As for those impressed back to their units, loyal Confederates kept a wary eye on them and understood they couldn’t be counted on. The apathy and evasions of reluctant soldiers such as Sim Collins in the 7th Mississippi Battalion were plain for all to see. While they wore the Confederate uniform, they had no intention of dying for the cause and were borderline insubordinate when shooting started. “The men who are caught and forced into the ranks cannot be relied on at all,” Nugent observed. “Behind breastworks they may be induced to exchange shots with the enemy; in the open field they can never be brought to close quarters.”

Nugent, encamped near Marietta, brooded over suspected disloyalty in one of his own soldiers, a lieutenant who seemed to duck battle and was likely preparing to defect to the “swamp, where he can have Yankee coffee and sundry parties to attend.” Nugent’s own devotion to duty was worn as thin as his clothes; he was matted and filthy as a ferret.

“‘Odds fish’ how I would like to be five thousand miles from here now,” he wrote to his wife. “Mud, filth, rain; every imaginable species of vermin crawling all around you; little sleep, hard work & fed like a race horse, constantly annoyed with stray bullets, whizzing shells & pattering grape; dirty clothes and not a change along; little or no time to wash your face and hands and very little soap … no comb for your hair.”

The reluctant soldiers of 7th Mississippi Battalion were under almost continuous fire in June, as Sherman continued his artillery barrages and flanking movements along the ridgeline.

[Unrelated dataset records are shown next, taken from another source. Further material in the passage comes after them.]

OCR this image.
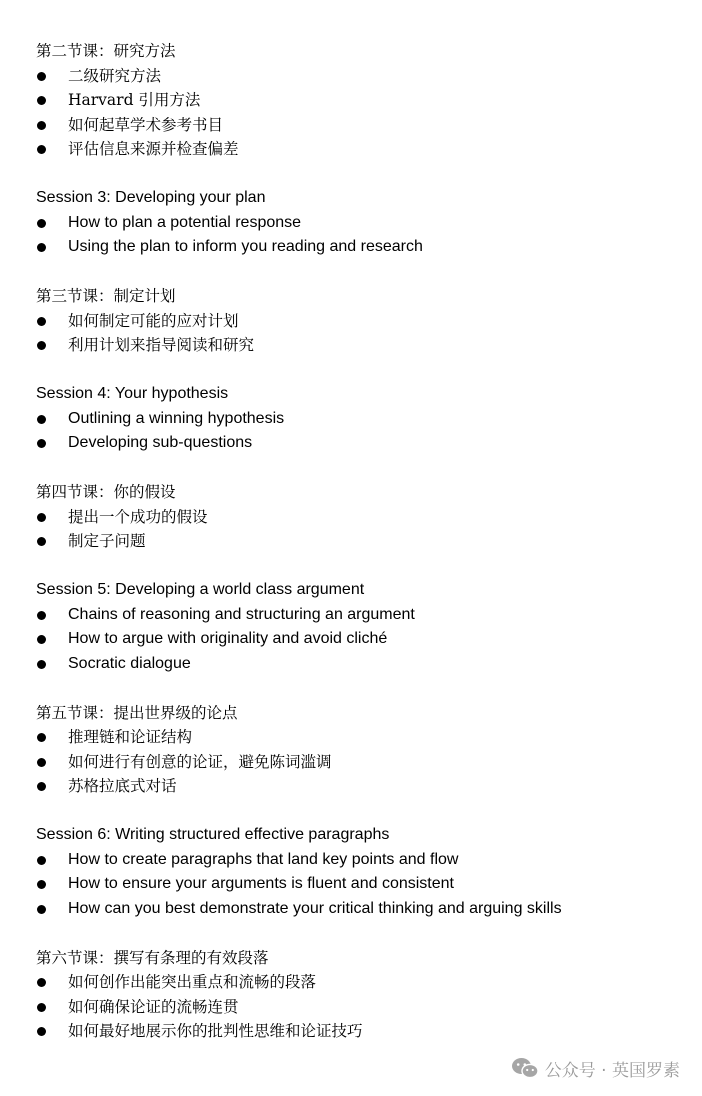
第二节课：研究方法
二级研究方法
Harvard 引用方法
如何起草学术参考书目
评估信息来源并检查偏差
Session 3: Developing your plan
How to plan a potential response
Using the plan to inform you reading and research
第三节课：制定计划
如何制定可能的应对计划
利用计划来指导阅读和研究
Session 4: Your hypothesis
Outlining a winning hypothesis
Developing sub-questions
第四节课：你的假设
提出一个成功的假设
制定子问题
Session 5: Developing a world class argument
Chains of reasoning and structuring an argument
How to argue with originality and avoid cliché
Socratic dialogue
第五节课：提出世界级的论点
推理链和论证结构
如何进行有创意的论证，避免陈词滥调
苏格拉底式对话
Session 6: Writing structured effective paragraphs
How to create paragraphs that land key points and flow
How to ensure your arguments is fluent and consistent
How can you best demonstrate your critical thinking and arguing skills
第六节课：撰写有条理的有效段落
如何创作出能突出重点和流畅的段落
如何确保论证的流畅连贯
如何最好地展示你的批判性思维和论证技巧
公众号 · 英国罗素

On June 14, 1864, Leonidas Polk trudged up a steep hill known as Pine Mountain, near Marietta, for a view of the field. As he stood on the crest and studied the smoking and scored terrain below, a cannon shot whistled. It struck him square in the chest and tore a huge hole in him, “opening a wide door,” according to his son, “through which his spirit escaped.”

Though he was winning the war of attrition, Sherman himself was growing sick of the continual shelling with no definitive victory. On June 27, believing the Confederates close to the breaking point, and in a fit of impatience, he assaulted Kennesaw Mountain. In the center of the rebel defenses was a brigade commanded by Robert Lowry. The daylong charges up steep slopes in broiling temperatures left Lowry and his men soaked in their own sweat, blood, and retching saliva. The Yankees were finally repelled with three thousand casualties, Lowry’s line turning back two charges. Sherman accepted the defeat with a verbal shrug.